Gemini CLI will actually utilize the tools on my local machine. I already have the gcloud CLI installed as well as the BigQuery bq CLI installed. With just a few quick commands, it will be able to upload all the data to BigQuery. And now it’s going ahead and using that BigQuery CLI to create the dataset. We can quickly verify this by querying how many warm leads we have in our BigQuery table. We can see that we get the same result that we had before from our local analysis that there are 1948 warm leads.

Let’s now go a step further and ask Gemini CLI to do a deep analysis of the data and really find trends and important details that maybe our marketing team would want to use in a future marketing plan. So this time Gemini CLI will create another Python script, but this time it will cater it more towards marketing. You can see that this data now has things like the top companies where attendees came from, the top countries, different job titles, which sessions people found engaging, as well as some strategic and marketing recommendations.

It’s saved it as a markdown file locally on our machine, but we want to have this as a Google Doc so that we can quickly share it out with other team members. And if we head over and look in our Google Drive, we can see that Gemini CLI has successfully created it into a Google Doc where we have things like an executive summary for anyone quickly taking a look at the details, the criteria for how we classified things as hot, warm, or cold leads, as well as quick audience insights and demographics.

This is awesome. People will really enjoy this, but we can go a step further and make this even better by having Gemini CLI create a nice visually appealing dashboard with all this data. Because we want the dashboard to use our logo as well as the color scheme from our brand guidelines that we added to our website. By default, Gemini CLI only has access to the files in the given project. We can utilize the directory add command or /dir add command within Gemini CLI to go ahead and add a different project into the session state so that Gemini CLI can access files like our logo SVG file as well as see the font colors from our website project.

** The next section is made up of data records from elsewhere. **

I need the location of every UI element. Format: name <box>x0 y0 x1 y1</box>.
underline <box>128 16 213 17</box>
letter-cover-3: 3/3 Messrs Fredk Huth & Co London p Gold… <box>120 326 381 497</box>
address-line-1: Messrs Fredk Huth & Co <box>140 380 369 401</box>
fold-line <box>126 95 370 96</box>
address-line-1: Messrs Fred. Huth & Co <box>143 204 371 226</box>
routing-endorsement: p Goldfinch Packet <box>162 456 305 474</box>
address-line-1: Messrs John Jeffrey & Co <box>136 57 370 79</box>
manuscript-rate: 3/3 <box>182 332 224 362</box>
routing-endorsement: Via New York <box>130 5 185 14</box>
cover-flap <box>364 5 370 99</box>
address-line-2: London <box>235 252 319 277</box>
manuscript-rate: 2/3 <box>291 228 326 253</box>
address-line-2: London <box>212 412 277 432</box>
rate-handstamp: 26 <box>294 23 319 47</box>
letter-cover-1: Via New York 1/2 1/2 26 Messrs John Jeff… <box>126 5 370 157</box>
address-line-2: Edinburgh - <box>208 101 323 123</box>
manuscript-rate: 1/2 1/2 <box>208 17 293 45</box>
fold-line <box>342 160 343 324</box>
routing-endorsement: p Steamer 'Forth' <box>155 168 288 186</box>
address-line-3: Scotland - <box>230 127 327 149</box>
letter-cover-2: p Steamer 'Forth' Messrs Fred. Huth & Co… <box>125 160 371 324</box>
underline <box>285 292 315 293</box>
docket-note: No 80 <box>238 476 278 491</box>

So now we can go ahead and tell Gemini CLI to build the dashboard using our brand colors and conference logo. It’s going to go and scaffold out the project and add the dependencies like Flask to make this dashboard a reality. It will create the app.py Flask application as well as the HTML files incorporating our brand colors and logo.

It looks like Gemini CLI tried to start up the application, but that port is already being used on our local machine. So we’ll go ahead and just prompt it to use a different port and to try starting up the application again. And there we have it. It looks like Gemini CLI has successfully started up the Flask dashboard on port 5001.

If we head over to localhost on port 5001 where the application is living, we can see our dashboard is up and running using both our logo in the top left corner here for the Tech Stack conference and using the color scheme from our website as well. You can see it has the same kind of data that was in our analysis report in our Google Doc, but this time visualized as a nice dashboard that we can click on different items. We can see the breakdown of the top companies, the recent hot leads.

This is just one way you can use Gemini CLI to wrangle and help you deal with complex data, but there are a vast amount of different use cases out there that I hope you explore further.